Interpreting weak effects in large studies: is dementia associated with proximity to roads?

An Ontario study investigating the risk of dementia associated with living near major highways has been getting press attention from around the world recently.  The results report that living near a major highway is responsible for a 7% increase in risk of dementia, a fairly small effect compared to many epidemiological studies.  As an academic with a healthy dose of natural skepticism (bordering on an unhealthy dose of cynicism) I was immediately doubtful of the authors’ research findings, so I read the abstract and skimmed the paper.  I saw some study design weaknesses that when combined with the small effect size, suggest that the results should be interpreted with great caution, and reported with considerable qualification.  I will briefly comment one specific problem I see with the research, though there are several worth consideration.

What’s the problem?

The study design is a retrospective cohort, and very large; for this particular part of the study, there were over 2 million persons involved.  Large study sizes have some important advantages; for example, they mean results are likely to be more generalizable to the population as a whole. They also have more power to detect weak (though ‘statistically significant’) effects.  As I’ve noted other times on my blog, large data are better at detecting all effects–true and false.  For this reason, big data research has to be as rigorous as possible–one small systematic error can be enough to greatly affect the interpretation of the data, particularly when effects are small.

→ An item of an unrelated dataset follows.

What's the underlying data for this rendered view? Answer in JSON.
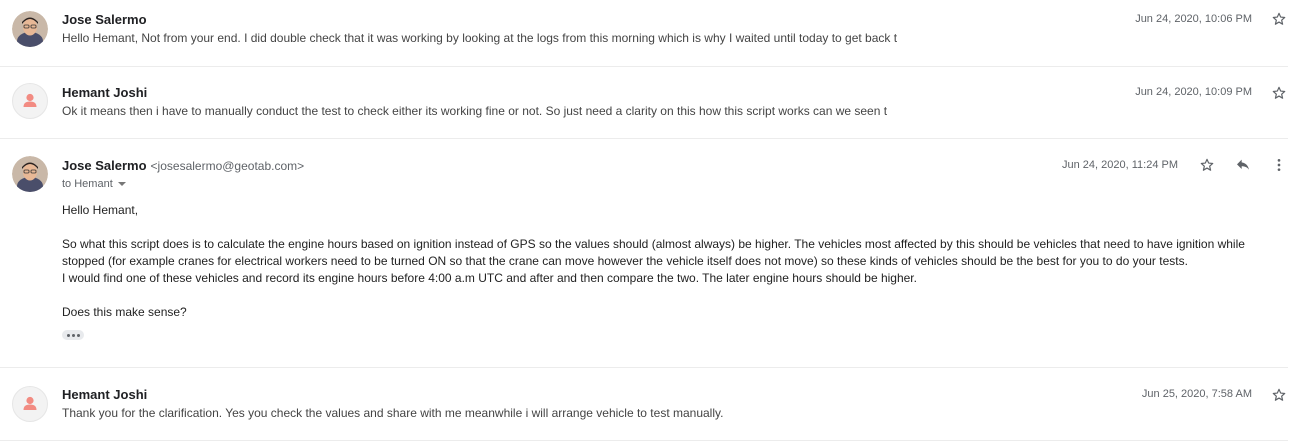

In this study, one important methodological shortcoming should cast some doubt on the observations the researchers make.  Specifically, the authors have not properly controlled for the confounding effect of income.

There is evidence that dementia has an association with income [1,2], and evidence that lower income is associated with living closer to major highways [3].  If the effect of income were not taken into account in this research, it could bias any association between dementia and living near a road–‘confounding’ our interpretation of the effect of interest.  In this particular case, the likely confounding is to produce a positive bias in the effect of interest, making the relationship between living near a busy highway and dementia seem stronger than it actually is.

To control for this, the authors did not use subject income, but rather, used neighbourhood income from the Canadian 2001 census.  Neighbourhood income is an imprecise measure of individual income, and therefore does not fully resolve the confounding problem.  Indeed, what remains is residual confounding, the effect of which is (in this situation) a probable bias in the estimated association between dementia and living near a busy highway.  This is true even if the error in neighbourhood income is random.  How much of a bias is unclear, but given the small size of the detected effect, could easily undermine the main conclusion of the paper.  You can see a simple example of this effect in this Google Sheet I prepared.

The media’s role

In spite of this, the research is probably still publication worthy.  The fundamental science is not unreasonable–which is to say, there is a plausible biological explanation for how exposure to air pollution could result in some effect on human systems–including the brain.  Furthermore, this study is building on other research in this area [4].  However, the modest observed effect combined with the methodological shortcomings (specifically residual confounding of income) require a high degree of qualification on the part of the authors, as well as the media writing about it

Unfortunately, once research like this gets reported in the media (and pumped by the PR staff at the journal and the affiliated universities), qualifications are often lost–especially in newspaper headlines.  As of today (January 6, 2017), here are some headline examples:

ex6 ex5 ex4 ex3 ex2 ex1

Perhaps most readers will be thoughtfully suspicious about the results of this research, or follow up with a critical analysis of the original article, but I doubt it.  It is quite likely that many people will file these headlines into their memories as evidence of something substantive–perhaps that highways are causing dementia, or that academics have a nefarious agenda to attack motor-vehicle culture.  In either case, promoting this particular study as an important contribution to our understanding of the environmental risk factors for dementia is problematic since it lacks the rigour to justify influencing public assessments of risk or our understanding of the world.

My conclusion

The apparently biggest strength of the study (the size of the cohort) is part of the problem, since it is the study size that makes the result seem important. Ceteris paribus, a large study with small biases is more likely to produce small but ‘statistically significant’ false effects than a small study with small biases.  For this reason, I think it is often good practice to interpret effect size and study size together, and that one should be especially suspicious of large studies with small apparent effects.  Large studies with methodological flaws are becoming more common in this era of big data, which means that researchers, policy makers and the public need to be more vigilant than ever, and take great care in their interpretation of findings.